My friends turned to me and said I should go first because I was “brave,” and as soon as the other girls overheard they gathered around and asked if I was going first. I kept shaking my head and saying no but found myself pushed to the front of the line as some stranger shouted, “She’ll go first!”
I stood there staring blankly at the bull as the ocean of drunk cowboys flowed to the bleachers surrounding the ring. The announcer approached me with a squirt bottle and sprayed me down with the coldest water ever to hit my skin. My nipples immediately hardened into something resembling Tic Tacs and I wanted to turn around and ask my friends if they needed any glass cut.
I took a deep breath, removed my shoes and hopped across the inflated rubber pad to the bull. I put my left foot in the stirrup and swung up onto the great plastic beast. As I grabbed the harness, I was suddenly not so sure that this was a good idea, but it was far too late for second-guessing.
The bull began to gyrate underneath me in slow circles. There were about 200 guys crowded around the ring and 400 eyes were glued directly on me. The Rednex were still blaring sickly out of the ring speakers, and as I scanned the audience the full scope of the situation began to dawn on me.
I tried to avoid complete panic by imagining Ernest Hemingway sitting in the front row, tossing back shots and laughing his ass off. Papa was amused. He’d never seen anything like it, even in Spain. It helped, but 30 seconds later it got much, much worse.
Apparently in a wet t-shirt mechanical bullriding contest, just riding the bull is not enough. One of the rednecks started screaming, “Show your tits! Show your tits!” and it was not long before all 200 drunken cowboys were waving their hats and fists in the air chanting, “Show your tits! Show your tits!”
I didn’t know what to do. The message was clear, but I did not want to do it.

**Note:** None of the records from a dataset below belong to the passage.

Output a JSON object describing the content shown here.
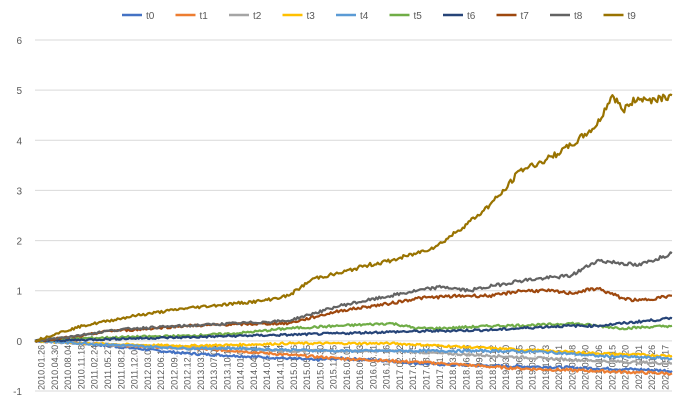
{
  "chart_data": {
    "type": "line",
    "title": "",
    "xlabel": "",
    "ylabel": "",
    "ylim": [
      -1,
      6
    ],
    "yticks": [
      -1,
      0,
      1,
      2,
      3,
      4,
      5,
      6
    ],
    "grid": true,
    "legend_position": "top",
    "xlim": [
      2010.07,
      2022.46
    ],
    "x_tick_labels": [
      "2010.01.26",
      "2010.04.30",
      "2010.08.04",
      "2010.11.18",
      "2011.02.24",
      "2011.05.27",
      "2011.08.23",
      "2011.12.01",
      "2012.03.09",
      "2012.06.14",
      "2012.09.18",
      "2012.12.19",
      "2013.03.27",
      "2013.07.04",
      "2013.10.15",
      "2014.01.09",
      "2014.04.01",
      "2014.07.04",
      "2014.10.14",
      "2015.01.16",
      "2015.05.05",
      "2015.07.30",
      "2015.11.05",
      "2016.02.01",
      "2016.05.13",
      "2016.08.11",
      "2016.11.16",
      "2017.02.22",
      "2017.05.25",
      "2017.08.23",
      "2017.11.24",
      "2018.03.06",
      "2018.06.08",
      "2018.09.04",
      "2018.12.12",
      "2019.03.20",
      "2019.06.25",
      "2019.09.20",
      "2019.12.23",
      "2020.04.01",
      "2020.07.08",
      "2020.09.30",
      "2021.01.06",
      "2021.04.15",
      "2021.07.20",
      "2021.11.01",
      "2022.01.26",
      "2022.05.17"
    ],
    "series": [
      {
        "name": "t0",
        "color": "#4472C4",
        "x": [
          2010.07,
          2011,
          2012,
          2013,
          2014,
          2015,
          2015.5,
          2016,
          2017,
          2017.5,
          2018,
          2019,
          2020,
          2021,
          2021.8,
          2022.46
        ],
        "y": [
          0,
          -0.05,
          -0.15,
          -0.25,
          -0.3,
          -0.35,
          -0.38,
          -0.35,
          -0.4,
          -0.45,
          -0.47,
          -0.5,
          -0.52,
          -0.55,
          -0.57,
          -0.6
        ]
      },
      {
        "name": "t1",
        "color": "#ED7D31",
        "x": [
          2010.07,
          2011,
          2012,
          2013,
          2014,
          2015,
          2016,
          2017,
          2018,
          2019,
          2019.5,
          2020,
          2021,
          2021.8,
          2022.46
        ],
        "y": [
          0,
          -0.05,
          -0.1,
          -0.15,
          -0.2,
          -0.28,
          -0.35,
          -0.4,
          -0.45,
          -0.52,
          -0.55,
          -0.57,
          -0.6,
          -0.63,
          -0.65
        ]
      },
      {
        "name": "t2",
        "color": "#A5A5A5",
        "x": [
          2010.07,
          2011,
          2012,
          2013,
          2014,
          2015,
          2016,
          2017,
          2018,
          2019,
          2020,
          2021,
          2022.46
        ],
        "y": [
          0,
          -0.05,
          -0.1,
          -0.12,
          -0.15,
          -0.2,
          -0.2,
          -0.2,
          -0.25,
          -0.3,
          -0.35,
          -0.4,
          -0.45
        ]
      },
      {
        "name": "t3",
        "color": "#FFC000",
        "x": [
          2010.07,
          2011,
          2012,
          2013,
          2014,
          2015,
          2016,
          2017,
          2018,
          2019,
          2020,
          2021,
          2022.46
        ],
        "y": [
          0,
          -0.05,
          -0.08,
          -0.1,
          -0.08,
          -0.05,
          -0.05,
          -0.05,
          -0.1,
          -0.15,
          -0.2,
          -0.25,
          -0.3
        ]
      },
      {
        "name": "t4",
        "color": "#5B9BD5",
        "x": [
          2010.07,
          2011,
          2012,
          2013,
          2014,
          2015,
          2016,
          2017,
          2018,
          2019,
          2020,
          2021,
          2022.46
        ],
        "y": [
          0,
          -0.05,
          -0.1,
          -0.15,
          -0.15,
          -0.18,
          -0.2,
          -0.2,
          -0.2,
          -0.2,
          -0.22,
          -0.3,
          -0.35
        ]
      },
      {
        "name": "t5",
        "color": "#70AD47",
        "x": [
          2010.07,
          2011,
          2012,
          2013,
          2014,
          2014.5,
          2015,
          2016,
          2017,
          2017.5,
          2018,
          2019,
          2020,
          2020.5,
          2021,
          2021.5,
          2022.46
        ],
        "y": [
          0,
          0.05,
          0.08,
          0.1,
          0.15,
          0.2,
          0.25,
          0.3,
          0.35,
          0.25,
          0.25,
          0.3,
          0.32,
          0.35,
          0.3,
          0.25,
          0.3
        ]
      },
      {
        "name": "t6",
        "color": "#264478",
        "x": [
          2010.07,
          2011,
          2012,
          2013,
          2014,
          2015,
          2016,
          2017,
          2018,
          2019,
          2019.5,
          2020,
          2020.5,
          2021,
          2021.5,
          2022.46
        ],
        "y": [
          0,
          0.02,
          0.05,
          0.07,
          0.1,
          0.12,
          0.15,
          0.18,
          0.2,
          0.22,
          0.25,
          0.28,
          0.3,
          0.3,
          0.35,
          0.45
        ]
      },
      {
        "name": "t7",
        "color": "#9E480E",
        "x": [
          2010.07,
          2011,
          2011.5,
          2012,
          2013,
          2014,
          2015,
          2016,
          2017,
          2017.5,
          2018,
          2018.5,
          2019,
          2019.5,
          2020,
          2020.5,
          2021,
          2021.5,
          2021.8,
          2022.46
        ],
        "y": [
          0,
          0.1,
          0.2,
          0.22,
          0.3,
          0.33,
          0.35,
          0.6,
          0.75,
          0.85,
          0.88,
          0.9,
          0.9,
          1.0,
          1.0,
          0.95,
          1.05,
          0.85,
          0.8,
          0.9
        ]
      },
      {
        "name": "t8",
        "color": "#636363",
        "x": [
          2010.07,
          2011,
          2011.5,
          2012,
          2013,
          2014,
          2015,
          2016,
          2017,
          2017.5,
          2018,
          2018.5,
          2019,
          2019.5,
          2020,
          2020.5,
          2021,
          2021.5,
          2021.8,
          2022.46
        ],
        "y": [
          0,
          0.12,
          0.2,
          0.25,
          0.3,
          0.35,
          0.4,
          0.7,
          0.9,
          1.0,
          1.08,
          1.0,
          1.1,
          1.2,
          1.25,
          1.3,
          1.6,
          1.55,
          1.5,
          1.75
        ]
      },
      {
        "name": "t9",
        "color": "#997300",
        "x": [
          2010.07,
          2010.5,
          2011,
          2011.5,
          2012,
          2013,
          2014,
          2014.5,
          2015,
          2015.5,
          2016,
          2016.5,
          2017,
          2017.5,
          2017.9,
          2018.3,
          2018.8,
          2019.2,
          2019.5,
          2020,
          2020.5,
          2021,
          2021.3,
          2021.5,
          2021.8,
          2022,
          2022.46
        ],
        "y": [
          0,
          0.15,
          0.3,
          0.4,
          0.5,
          0.65,
          0.75,
          0.8,
          0.9,
          1.25,
          1.35,
          1.5,
          1.6,
          1.75,
          1.9,
          2.2,
          2.6,
          3.0,
          3.4,
          3.6,
          3.9,
          4.3,
          4.9,
          4.6,
          4.85,
          4.8,
          4.9
        ]
      }
    ]
  }
}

I looked pleadingly to my friends for help, but they just stared at me with enormous eyes waiting to see what I would do next.
Normally I am not the type of girl that follows directions well, but this was a special situation. I took a second deep breath, pulled up my shirt and flashed the crowd.
They erupted into catcalls and cheers as the bull ground to a halt and I was finally free. I jumped off and ran back to my friends. They laughed and laughed and clapped me on the back in congratulations.
One after another, the girls rode the bull, and one after another, they caved to the peer pressure of all those thundering voices. The prize for the contest was $100 cash, and some of the girls who went later were all about winning. They ripped their shirts off and bounced their jumblies back and forth like porn stars. I couldn’t believe it.
The girl who actually won was not the best bullrider or the best tit shaker, but she was wearing a “bachelorette” sash and everyone knew what that meant: Sympathy vote.
We clapped and cheered as she walked up to collect her prize. After it was all over, we grabbed our jackets and headed out to the car. “I can’t believe we just did that,” said one of my friends.
Neither could I, but some things you do against your better judgment. And a wet t-shirt mechanical bullriding contest? That might just top the list.